The strategies developed will translate into activities used to achieve the objectives and strategic goals in the implementation process. The strategic plan is the responsibility of the top management which will review the plan and authorize the implementation. To convert the strategies into actions there is a need for feasible corporate strategy and organizational arrangements that will enable the survival of the plan in a dynamic market. The implementation plan will begin with short-term and long terms goals that will be used to guide the strategies. The short-term goals are; introducing new practices and methods, efficient methods, and cost reduction programs. The long-term goals include; restoring financial performance, reducing overhead costs, and winning more customers. The plan will require functional tactics that will be executed to meet the goals. J.C will focus on total quality management and Six Sigma and Lean Processing. The strategic plan will have a team that will review and discuss the development reports and makes any changes in the implementation plan. The strategic management team will focus on the following strategic actions to improve performance.

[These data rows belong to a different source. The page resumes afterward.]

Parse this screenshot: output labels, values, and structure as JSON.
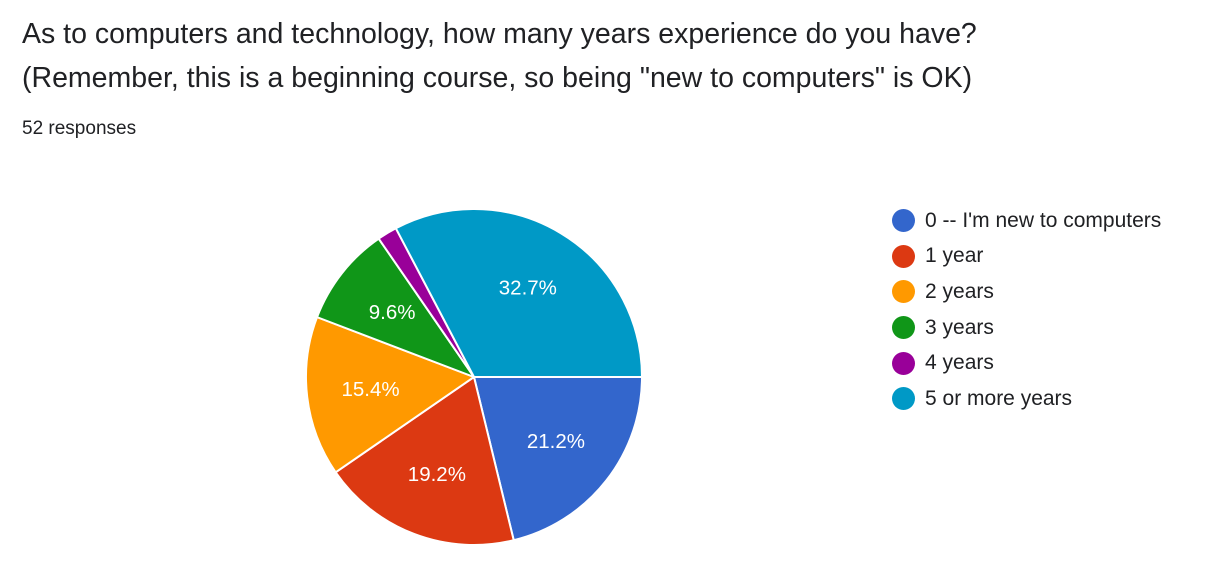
{
  "question": {
    "title_line1": "As to computers and technology, how many years experience do you have?",
    "title_line2": "(Remember, this is a beginning course, so being \"new to computers\" is OK)",
    "responses": "52 responses"
  },
  "chart_data": {
    "type": "pie",
    "legend_position": "right",
    "slices": [
      {
        "label": "0 -- I'm new to computers",
        "value": 21.2,
        "display": "21.2%",
        "color": "#3366cc"
      },
      {
        "label": "1 year",
        "value": 19.2,
        "display": "19.2%",
        "color": "#dc3912"
      },
      {
        "label": "2 years",
        "value": 15.4,
        "display": "15.4%",
        "color": "#ff9900"
      },
      {
        "label": "3 years",
        "value": 9.6,
        "display": "9.6%",
        "color": "#109618"
      },
      {
        "label": "4 years",
        "value": 1.9,
        "display": "",
        "color": "#990099"
      },
      {
        "label": "5 or more years",
        "value": 32.7,
        "display": "32.7%",
        "color": "#0099c6"
      }
    ]
  }
}
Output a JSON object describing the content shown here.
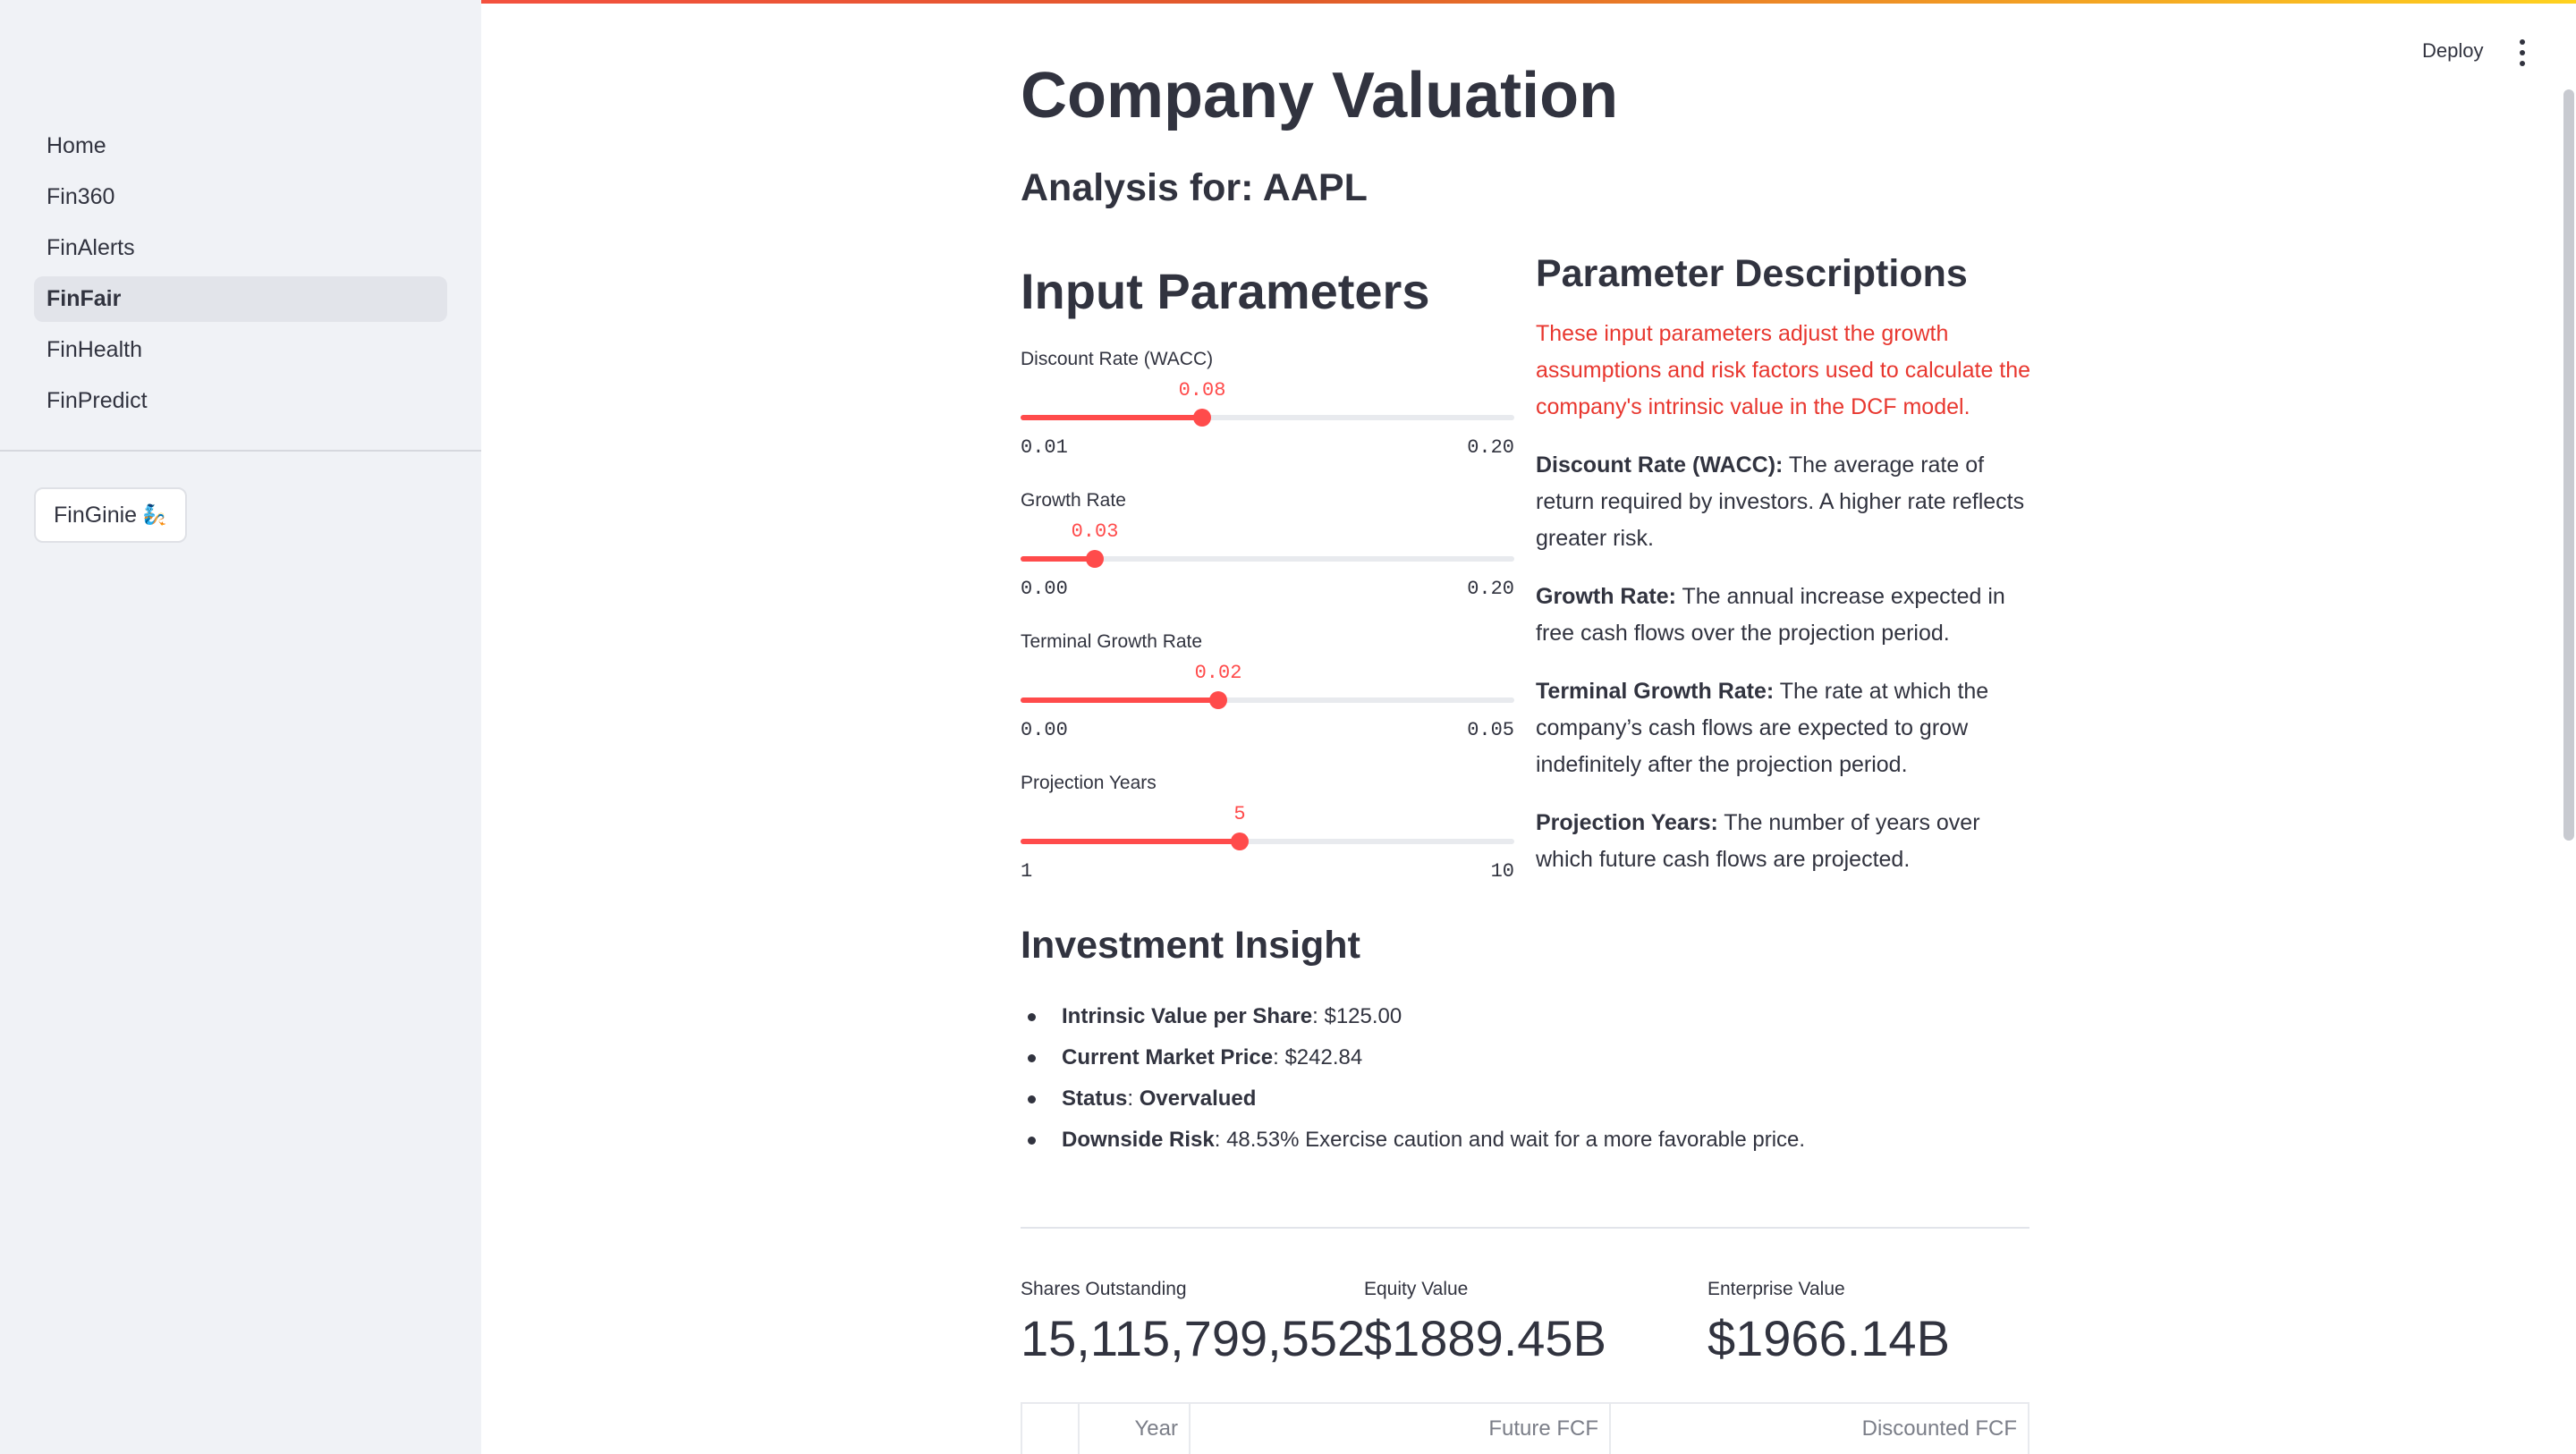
{
  "sidebar": {
    "nav": [
      "Home",
      "Fin360",
      "FinAlerts",
      "FinFair",
      "FinHealth",
      "FinPredict"
    ],
    "active": "FinFair",
    "button_label": "FinGinie",
    "button_icon": "genie-icon"
  },
  "header": {
    "deploy_label": "Deploy",
    "menu_icon": "kebab-menu-icon"
  },
  "page": {
    "title": "Company Valuation",
    "subtitle": "Analysis for: AAPL"
  },
  "inputs": {
    "heading": "Input Parameters",
    "sliders": [
      {
        "label": "Discount Rate (WACC)",
        "value": "0.08",
        "min": "0.01",
        "max": "0.20",
        "fraction": 0.368
      },
      {
        "label": "Growth Rate",
        "value": "0.03",
        "min": "0.00",
        "max": "0.20",
        "fraction": 0.15
      },
      {
        "label": "Terminal Growth Rate",
        "value": "0.02",
        "min": "0.00",
        "max": "0.05",
        "fraction": 0.4
      },
      {
        "label": "Projection Years",
        "value": "5",
        "min": "1",
        "max": "10",
        "fraction": 0.444
      }
    ]
  },
  "descriptions": {
    "heading": "Parameter Descriptions",
    "intro": "These input parameters adjust the growth assumptions and risk factors used to calculate the company's intrinsic value in the DCF model.",
    "items": [
      {
        "term": "Discount Rate (WACC):",
        "text": " The average rate of return required by investors. A higher rate reflects greater risk."
      },
      {
        "term": "Growth Rate:",
        "text": " The annual increase expected in free cash flows over the projection period."
      },
      {
        "term": "Terminal Growth Rate:",
        "text": " The rate at which the company’s cash flows are expected to grow indefinitely after the projection period."
      },
      {
        "term": "Projection Years:",
        "text": " The number of years over which future cash flows are projected."
      }
    ]
  },
  "insight": {
    "heading": "Investment Insight",
    "items": [
      {
        "label": "Intrinsic Value per Share",
        "sep": ": ",
        "value": "$125.00"
      },
      {
        "label": "Current Market Price",
        "sep": ": ",
        "value": "$242.84"
      },
      {
        "label": "Status",
        "sep": ": ",
        "value": "Overvalued",
        "value_bold": true
      },
      {
        "label": "Downside Risk",
        "sep": ": ",
        "value": "48.53% Exercise caution and wait for a more favorable price."
      }
    ]
  },
  "metrics": [
    {
      "label": "Shares Outstanding",
      "value": "15,115,799,552"
    },
    {
      "label": "Equity Value",
      "value": "$1889.45B"
    },
    {
      "label": "Enterprise Value",
      "value": "$1966.14B"
    }
  ],
  "table": {
    "columns": [
      "",
      "Year",
      "Future FCF",
      "Discounted FCF"
    ]
  },
  "colors": {
    "accent": "#ff4b4b",
    "intro_text": "#e8372f",
    "sidebar_bg": "#f0f2f6"
  }
}
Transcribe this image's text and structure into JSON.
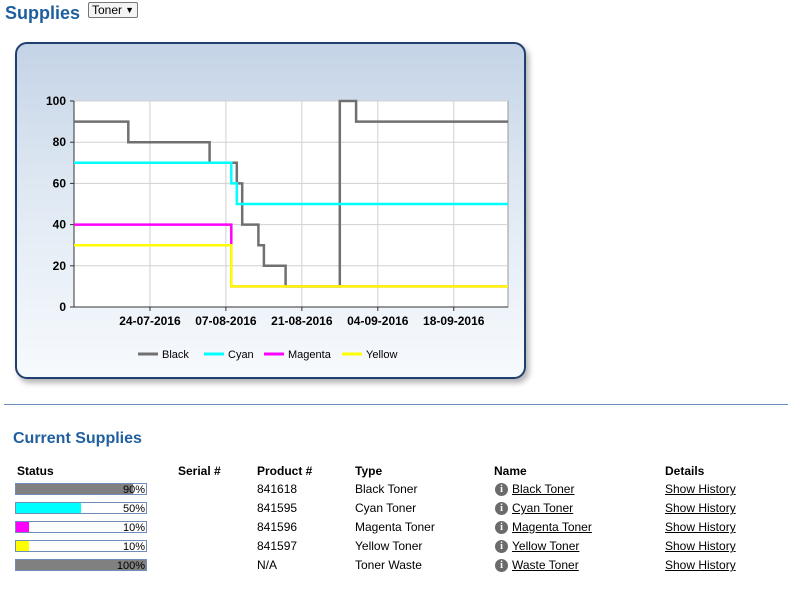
{
  "header": {
    "title": "Supplies",
    "select_value": "Toner"
  },
  "chart_data": {
    "type": "line",
    "xlabel": "",
    "ylabel": "",
    "ylim": [
      0,
      100
    ],
    "xlim": [
      "2016-07-10",
      "2016-09-28"
    ],
    "x_ticks": [
      "24-07-2016",
      "07-08-2016",
      "21-08-2016",
      "04-09-2016",
      "18-09-2016"
    ],
    "y_ticks": [
      "0",
      "20",
      "40",
      "60",
      "80",
      "100"
    ],
    "grid": true,
    "legend_position": "bottom",
    "series": [
      {
        "name": "Black",
        "color": "#707070",
        "step": true,
        "points": [
          [
            "2016-07-10",
            90
          ],
          [
            "2016-07-20",
            90
          ],
          [
            "2016-07-20",
            80
          ],
          [
            "2016-08-04",
            80
          ],
          [
            "2016-08-04",
            70
          ],
          [
            "2016-08-09",
            70
          ],
          [
            "2016-08-09",
            60
          ],
          [
            "2016-08-10",
            60
          ],
          [
            "2016-08-10",
            40
          ],
          [
            "2016-08-13",
            40
          ],
          [
            "2016-08-13",
            30
          ],
          [
            "2016-08-14",
            30
          ],
          [
            "2016-08-14",
            20
          ],
          [
            "2016-08-18",
            20
          ],
          [
            "2016-08-18",
            10
          ],
          [
            "2016-08-28",
            10
          ],
          [
            "2016-08-28",
            100
          ],
          [
            "2016-08-31",
            100
          ],
          [
            "2016-08-31",
            90
          ],
          [
            "2016-09-28",
            90
          ]
        ]
      },
      {
        "name": "Cyan",
        "color": "#00ffff",
        "step": true,
        "points": [
          [
            "2016-07-10",
            70
          ],
          [
            "2016-08-08",
            70
          ],
          [
            "2016-08-08",
            60
          ],
          [
            "2016-08-09",
            60
          ],
          [
            "2016-08-09",
            50
          ],
          [
            "2016-09-28",
            50
          ]
        ]
      },
      {
        "name": "Magenta",
        "color": "#ff00ff",
        "step": true,
        "points": [
          [
            "2016-07-10",
            40
          ],
          [
            "2016-08-08",
            40
          ],
          [
            "2016-08-08",
            10
          ],
          [
            "2016-09-28",
            10
          ]
        ]
      },
      {
        "name": "Yellow",
        "color": "#ffff00",
        "step": true,
        "points": [
          [
            "2016-07-10",
            30
          ],
          [
            "2016-08-08",
            30
          ],
          [
            "2016-08-08",
            10
          ],
          [
            "2016-09-28",
            10
          ]
        ]
      }
    ]
  },
  "current": {
    "title": "Current Supplies",
    "headers": {
      "status": "Status",
      "serial": "Serial #",
      "product": "Product #",
      "type": "Type",
      "name": "Name",
      "details": "Details"
    },
    "rows": [
      {
        "level": 90,
        "pct": "90%",
        "color": "#808080",
        "serial": "",
        "product": "841618",
        "type": "Black Toner",
        "name": "Black Toner",
        "details": "Show History"
      },
      {
        "level": 50,
        "pct": "50%",
        "color": "#00ffff",
        "serial": "",
        "product": "841595",
        "type": "Cyan Toner",
        "name": "Cyan Toner",
        "details": "Show History"
      },
      {
        "level": 10,
        "pct": "10%",
        "color": "#ff00ff",
        "serial": "",
        "product": "841596",
        "type": "Magenta Toner",
        "name": "Magenta Toner",
        "details": "Show History"
      },
      {
        "level": 10,
        "pct": "10%",
        "color": "#ffff00",
        "serial": "",
        "product": "841597",
        "type": "Yellow Toner",
        "name": "Yellow Toner",
        "details": "Show History"
      },
      {
        "level": 100,
        "pct": "100%",
        "color": "#808080",
        "serial": "",
        "product": "N/A",
        "type": "Toner Waste",
        "name": "Waste Toner",
        "details": "Show History"
      }
    ],
    "info_icon": "info-icon"
  }
}
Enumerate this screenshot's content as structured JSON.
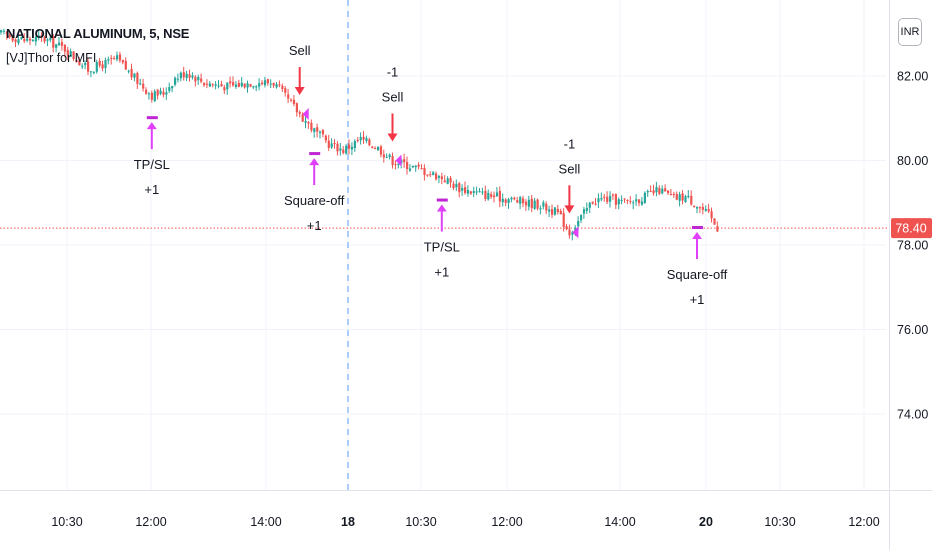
{
  "header": {
    "title": "NATIONAL ALUMINUM, 5, NSE",
    "indicator": "[VJ]Thor for MFI",
    "currency_button": "INR"
  },
  "colors": {
    "up": "#26a69a",
    "down": "#ef5350",
    "signal_arrow": "#f23645",
    "exit_arrow": "#e040fb",
    "exit_marker": "#c026d3",
    "grid": "#f0f3fa",
    "last_price_bg": "#ef5350"
  },
  "chart_data": {
    "type": "candlestick",
    "title": "NATIONAL ALUMINUM, 5, NSE",
    "y_axis": {
      "ticks": [
        "82.00",
        "80.00",
        "78.00",
        "76.00",
        "74.00"
      ],
      "range": [
        72.2,
        83.8
      ]
    },
    "x_axis": {
      "ticks": [
        "10:30",
        "12:00",
        "14:00",
        "18",
        "10:30",
        "12:00",
        "14:00",
        "20",
        "10:30",
        "12:00"
      ]
    },
    "session_break_label": "18",
    "last_price": "78.40",
    "price_path": [
      [
        0,
        83.0
      ],
      [
        8,
        82.85
      ],
      [
        14,
        82.9
      ],
      [
        22,
        82.65
      ],
      [
        30,
        82.15
      ],
      [
        40,
        82.4
      ],
      [
        46,
        81.95
      ],
      [
        52,
        81.55
      ],
      [
        56,
        81.6
      ],
      [
        60,
        81.95
      ],
      [
        64,
        82.1
      ],
      [
        70,
        81.85
      ],
      [
        78,
        81.75
      ],
      [
        86,
        81.85
      ],
      [
        94,
        81.85
      ],
      [
        98,
        81.5
      ],
      [
        103,
        81.1
      ],
      [
        108,
        80.7
      ],
      [
        113,
        80.4
      ],
      [
        118,
        80.25
      ],
      [
        124,
        80.5
      ],
      [
        130,
        80.3
      ],
      [
        135,
        80.0
      ],
      [
        140,
        79.9
      ],
      [
        146,
        79.75
      ],
      [
        152,
        79.6
      ],
      [
        158,
        79.35
      ],
      [
        166,
        79.2
      ],
      [
        174,
        79.1
      ],
      [
        181,
        79.0
      ],
      [
        186,
        78.95
      ],
      [
        192,
        78.75
      ],
      [
        196,
        78.3
      ],
      [
        200,
        78.65
      ],
      [
        204,
        79.05
      ],
      [
        208,
        79.1
      ],
      [
        216,
        79.0
      ],
      [
        222,
        79.15
      ],
      [
        227,
        79.3
      ],
      [
        232,
        79.1
      ],
      [
        236,
        79.15
      ],
      [
        240,
        78.95
      ],
      [
        244,
        78.7
      ],
      [
        247,
        78.4
      ]
    ],
    "signals": [
      {
        "type": "sell",
        "labels": [
          "Sell"
        ],
        "bar": 103
      },
      {
        "type": "sell",
        "labels": [
          "-1",
          "Sell"
        ],
        "bar": 135
      },
      {
        "type": "sell",
        "labels": [
          "-1",
          "Sell"
        ],
        "bar": 196
      },
      {
        "type": "exit",
        "labels": [
          "TP/SL",
          "+1"
        ],
        "bar": 52
      },
      {
        "type": "exit",
        "labels": [
          "Square-off",
          "+1"
        ],
        "bar": 108
      },
      {
        "type": "exit",
        "labels": [
          "TP/SL",
          "+1"
        ],
        "bar": 152
      },
      {
        "type": "exit",
        "labels": [
          "Square-off",
          "+1"
        ],
        "bar": 240
      }
    ]
  }
}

Online Channel To improve focus on online sales.
Private Label Focus To boost focus on Private Label to reap higher profit margins.
Customer Service Focus on customer services to compete effectively with high and low-end stores.
Inventory Management Focus on reducing inventory levels to improve the net income
The cost linked to physical stores Survey and close unprofitable stores, reduce floor space and focus on the store within store shops.

 

Conclusion

J.C penny has been experienced a poor financial performance that has almost led to it being declared bankrupt. There is a need for the company to focus on restoring their financial performance through redoing things and be ready to recover from the negative effects of their past strategic moves. After the company has experienced an increasing decline in its revenue figures and high debts, it’s important to decide on a new strategic plan. The strategic plan will focus on operational excellence, product and market leadership, and improved customer services. These strategic actions will play an essential role in boosting the performance of the organization and facilitating long-term survival in the market.

 

 

References

Holst, M., & Hansen, S. (2017). Competing for Survival: A Turnaround of Department Store JC Penney.

Humphrey, P., Harbin, J., & Matthews, B. (2019). The Future of JC Penney: Is It Too Little, Too Late?. Journal of Marketing Perspectives1, 61-74.

Kharub, M., Mor, R. S., & Sharma, R. (2019). The relationship between cost leadership competitive strategy and firm performance. Journal of Manufacturing Technology Management.

Shaked, I., & Orelowitz, B. (2017). Understanding retail bankruptcy. American Bankruptcy Institute Journal36(11), 20-73.

Taneja, S., Atinc, G., & Pryor, M. G. (2017). Strategic Reorientation in Failing Firms: The Ceo Perspective. Journal of Business Strategies34(2).